Les cheveux sont coupés court en forme de casque pour supporter un chapeau
cloche, enfoncé jusqu'aux yeux, d'où émerge parfois une "guiche"
de cheveu. Ces femmes pratiquent le sport comme les hommes et portent
le costume-tailleur de coupe stricte avec un chemisier et parfois une
cravate. Jusqu'en 1925, on appelle ce style la mode "school boy".
La mode "school girl" suit ensuite lorsque les jupes raccourcissent.
Pour la première fois, en 1925, la mode découvre le genou et trois ans
plus tard, les robes du soir feront de même. Les bas, opaques et noirs
jusqu’en 1914, sont en soie couleur chair. Outre la gaine élastique, le
soutien-gorge apparaît en 1925 pour remplacer la brassière cache-corset.
La
mode change vers 1928. «La garçonne mariée est devenue mère de famille
et accepte le rallongement des jupes». La grande innovation est la robe
à danser ; les salles de danse et les bars vibrent au son des premiers
orchestres de jazz et tout le monde danse le tango, le charleston, apparus
pendant la guerre, et le fox-trot. Pour pratiquer ces danses on porte,
soit une robe droite, fendue sur le côté avec un corsage souple, un décolleté
carré ou en bateau et une grande écharpe, soit une robe à jupe évasée
et un corsage ajusté et généralement sans manches.
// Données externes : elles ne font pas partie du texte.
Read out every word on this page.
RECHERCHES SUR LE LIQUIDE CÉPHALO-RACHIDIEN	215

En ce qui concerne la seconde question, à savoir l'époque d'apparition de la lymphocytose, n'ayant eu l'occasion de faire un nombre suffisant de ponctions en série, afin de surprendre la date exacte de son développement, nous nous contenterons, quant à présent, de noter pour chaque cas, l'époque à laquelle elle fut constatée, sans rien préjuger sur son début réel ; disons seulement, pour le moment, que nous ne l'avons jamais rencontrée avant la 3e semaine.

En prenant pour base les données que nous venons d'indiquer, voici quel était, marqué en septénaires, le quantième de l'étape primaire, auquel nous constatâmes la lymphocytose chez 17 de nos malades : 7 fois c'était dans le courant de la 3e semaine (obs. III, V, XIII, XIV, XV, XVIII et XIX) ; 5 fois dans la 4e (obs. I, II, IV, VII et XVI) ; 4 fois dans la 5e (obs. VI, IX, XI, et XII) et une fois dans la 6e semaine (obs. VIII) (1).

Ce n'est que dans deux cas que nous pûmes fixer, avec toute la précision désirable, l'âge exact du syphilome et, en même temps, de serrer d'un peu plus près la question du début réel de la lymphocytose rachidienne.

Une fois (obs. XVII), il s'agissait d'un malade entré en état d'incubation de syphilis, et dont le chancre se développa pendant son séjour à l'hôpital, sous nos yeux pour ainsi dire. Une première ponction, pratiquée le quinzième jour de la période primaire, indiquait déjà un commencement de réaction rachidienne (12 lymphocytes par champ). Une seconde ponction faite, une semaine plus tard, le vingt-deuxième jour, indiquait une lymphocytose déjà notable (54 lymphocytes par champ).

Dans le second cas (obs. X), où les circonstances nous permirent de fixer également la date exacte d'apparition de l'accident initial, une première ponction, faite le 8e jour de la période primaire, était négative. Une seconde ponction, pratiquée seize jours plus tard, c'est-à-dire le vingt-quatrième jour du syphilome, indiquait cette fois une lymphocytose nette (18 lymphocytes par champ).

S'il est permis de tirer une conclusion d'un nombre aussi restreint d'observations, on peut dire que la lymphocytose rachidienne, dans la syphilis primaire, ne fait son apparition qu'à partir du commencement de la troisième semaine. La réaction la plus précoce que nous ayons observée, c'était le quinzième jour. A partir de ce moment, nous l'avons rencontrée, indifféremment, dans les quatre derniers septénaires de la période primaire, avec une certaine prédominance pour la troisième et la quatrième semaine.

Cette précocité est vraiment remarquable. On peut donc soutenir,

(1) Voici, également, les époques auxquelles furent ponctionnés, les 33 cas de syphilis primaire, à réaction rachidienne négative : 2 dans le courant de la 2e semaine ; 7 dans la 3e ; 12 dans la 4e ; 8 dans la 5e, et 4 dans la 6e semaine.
Les danseurs étant
serrés l'un contre l'autre, seul le dos est exposé au regard ; le décolleté
le plus profond se place alors dans le dos des robes du soir qui voient
leur surface réduite se couvrir de broderies.
Cette
mode très libre marque la diminution de l'influence de la mode de Paris.
Les Américaines et les Anglaises acceptent plus facilement les audaces
vestimentaires que les Françaises. Greta Garbo devient le prototype de
la femme moderne. Les grands couturiers d'avant-guerre comme Poiret et
Doucet disparaissent au profit de jeunes talents, la plupart féminins,
comme Jeanne Lafaurie, Madeleine de Rauch, Maggy Rouff ou Elsa Schiaparelli
qui se spécialise dans le sportwear, alors que se confirme
l'influence de Gabrielle Chanel et que se maintient Jeanne Lanvin et
Madeleine Vionnet,
la pionnière de la coupe en biais. Quelques couturiers masculins font
leurs preuves . Molyneux, un Anglais installé à Paris qui tente de lancer
un style sportif, Jean Patou qui simplifie le costume des années 25, Jacques
Heim qui commande des motifs à Sonia Delaunay, Lucien Lelong qui formera
Christian Dior et Pierre Balmain dans ses ateliers.
Ces
maisons de couture prennent l’habitude de présenter deux collections d'environ
trois cents modèles pour l'été et l'hiver et deux collections de demi-saison
d'une centaine de modèles. La présentation des créations se fait dorénavant
sur des mannequins vivants.
En
1928, le tailleur reste droit, mais la jupe devient plissée ; la taille
est remontée à sa place naturelle. Sous la veste souple, on porte un
jumper, un tricot légèrement moulant. En 1929, la mode sport marque
le costume avec la robe plissée pour le tennis, décolletée en V et à la
taille légèrement redescendue ; elle raccourcira dès 1930 pour devenir
une jupe-culotte en 1931 et une jupette dès 1933. La robe du soir redescend
nettement sous le genou et se taille dans des tissus plus lourds ornés
de broderies, de paillettes, de strass ou de perles. En 1930, malgré l'extension
de la crise économique, le costume se sophistique et s'allonge jusqu'à
la cheville et la fourrure est à la mode. Le costume retrouve une certaine
féminité. En 1931, la jupe tombe au bas du mollet pour la ville et sur
la cheville pour le soir ; cela devient une règle absolue. La robe s'amplifie
dans le bas pour former une cloche à partir des hanches ; les volants
se multiplient. En 1932, la tendance au moulé s'accentue avec l'usage
du biais grâce à Madeleine Vionnet et à Jeanne Lanvin principalement et
Nina Ricci ouvre son salon. L'année suivante, le décolleté dorsal de la
robe du soir descend jusqu'à la naissance des fesses comme celui du maillot
de bain qui réduit sa surface au nom de la santé et du plaisir de bronzer.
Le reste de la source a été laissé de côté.